About 80 percent of all the transgenic crops planted in 2006 were engineered for the same purpose: to be resistant to a herbicide known as glyphosate. Glyphosate kills plants by blocking the construction of amino acids that are essential to their survival. It attacks enzymes that only plants use, with the result that it’s harmless to people, insects, and other animals. And unlike other herbicides that wind up in groundwater, glyphosate stays where it’s sprayed, degrading within weeks. A scientist at the Monsanto Company discovered glyphosate in 1970, and the company began selling it as Roundup in 1974. In 1986, scientists engineered glyphosate-resistant plants by inserting genes from bacteria that could produce amino acids even after a plant was sprayed with herbicides. In the 1990s, Monsanto and other companies began to sell glyphosate-resistant corn, cotton, sugar beets, and many other crops. Instead of applying a lot of different herbicides, farmers found they could hit their fields with a modest dose of glyphosate alone, which wiped out weeds without harming their crops. Studies indicated that farmers who grew the transgenic crops used fewer herbicides than those who grew nontransgenic plants—77 percent fewer in Mexico, for example—while getting a significantly higher yield.

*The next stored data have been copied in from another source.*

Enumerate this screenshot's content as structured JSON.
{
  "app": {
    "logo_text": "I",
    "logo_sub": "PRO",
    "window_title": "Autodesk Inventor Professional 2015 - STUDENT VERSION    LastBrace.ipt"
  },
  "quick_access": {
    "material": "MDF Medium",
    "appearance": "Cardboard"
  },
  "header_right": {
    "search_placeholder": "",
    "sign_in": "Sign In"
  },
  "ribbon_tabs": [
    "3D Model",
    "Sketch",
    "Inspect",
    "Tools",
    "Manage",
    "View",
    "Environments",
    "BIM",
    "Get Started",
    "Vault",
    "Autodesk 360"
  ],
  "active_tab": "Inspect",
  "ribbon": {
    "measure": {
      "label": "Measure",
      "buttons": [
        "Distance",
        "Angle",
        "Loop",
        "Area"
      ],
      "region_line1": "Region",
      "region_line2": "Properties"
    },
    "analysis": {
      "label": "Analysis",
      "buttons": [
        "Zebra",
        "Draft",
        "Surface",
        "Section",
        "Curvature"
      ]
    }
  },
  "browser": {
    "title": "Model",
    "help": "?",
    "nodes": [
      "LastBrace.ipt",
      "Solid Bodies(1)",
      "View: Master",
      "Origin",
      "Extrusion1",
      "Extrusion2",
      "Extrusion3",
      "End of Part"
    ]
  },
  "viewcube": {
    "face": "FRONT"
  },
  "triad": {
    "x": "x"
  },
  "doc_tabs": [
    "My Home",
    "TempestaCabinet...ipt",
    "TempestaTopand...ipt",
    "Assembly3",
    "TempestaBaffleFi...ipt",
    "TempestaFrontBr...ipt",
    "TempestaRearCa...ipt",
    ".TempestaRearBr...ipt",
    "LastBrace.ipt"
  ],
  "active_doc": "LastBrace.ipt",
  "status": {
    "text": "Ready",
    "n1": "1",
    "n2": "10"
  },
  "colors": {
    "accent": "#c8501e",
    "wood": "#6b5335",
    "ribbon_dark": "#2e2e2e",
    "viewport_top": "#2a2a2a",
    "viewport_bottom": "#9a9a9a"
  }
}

For a while it seemed as if glyphosate would avoid the fate of many other herbicides before it: the evolution of weeds resistant to herbicides. Glyphosate seemed to strike at such an essential part of their biology that no defense could possibly evolve. Of course, it also seemed for a while as if E. coli couldn’t evolve resistance to Michael Zasloff’s antimicrobial peptides. And after glyphosate-resistant crops had a few years to grow, farmers began to notice horseweed and morning glory and other weeds encroaching once more on their fields. Farmers in Georgia have had to destroy fields of cotton because of infestations of resistant Palmer amaranth. When scientists have studied these resurgent weeds, they’ve discovered genes that now make the plants resistant to glyphosate.

There’s no evidence that these weeds acquired their resistance from the transgenic crops. They most likely got it the old-fashioned way: they evolved it. Using glyphosate on transgenic crops proved to be so cheap and effective that farmers flooded huge swaths of land with a single herbicide. They created an enormous opportunity for weeds that could resist glyphosate and drove the quick evolution of stronger and stronger resistance. And once the weeds evolved their resistance, they appear to have passed on the resistance genes to other weedy species.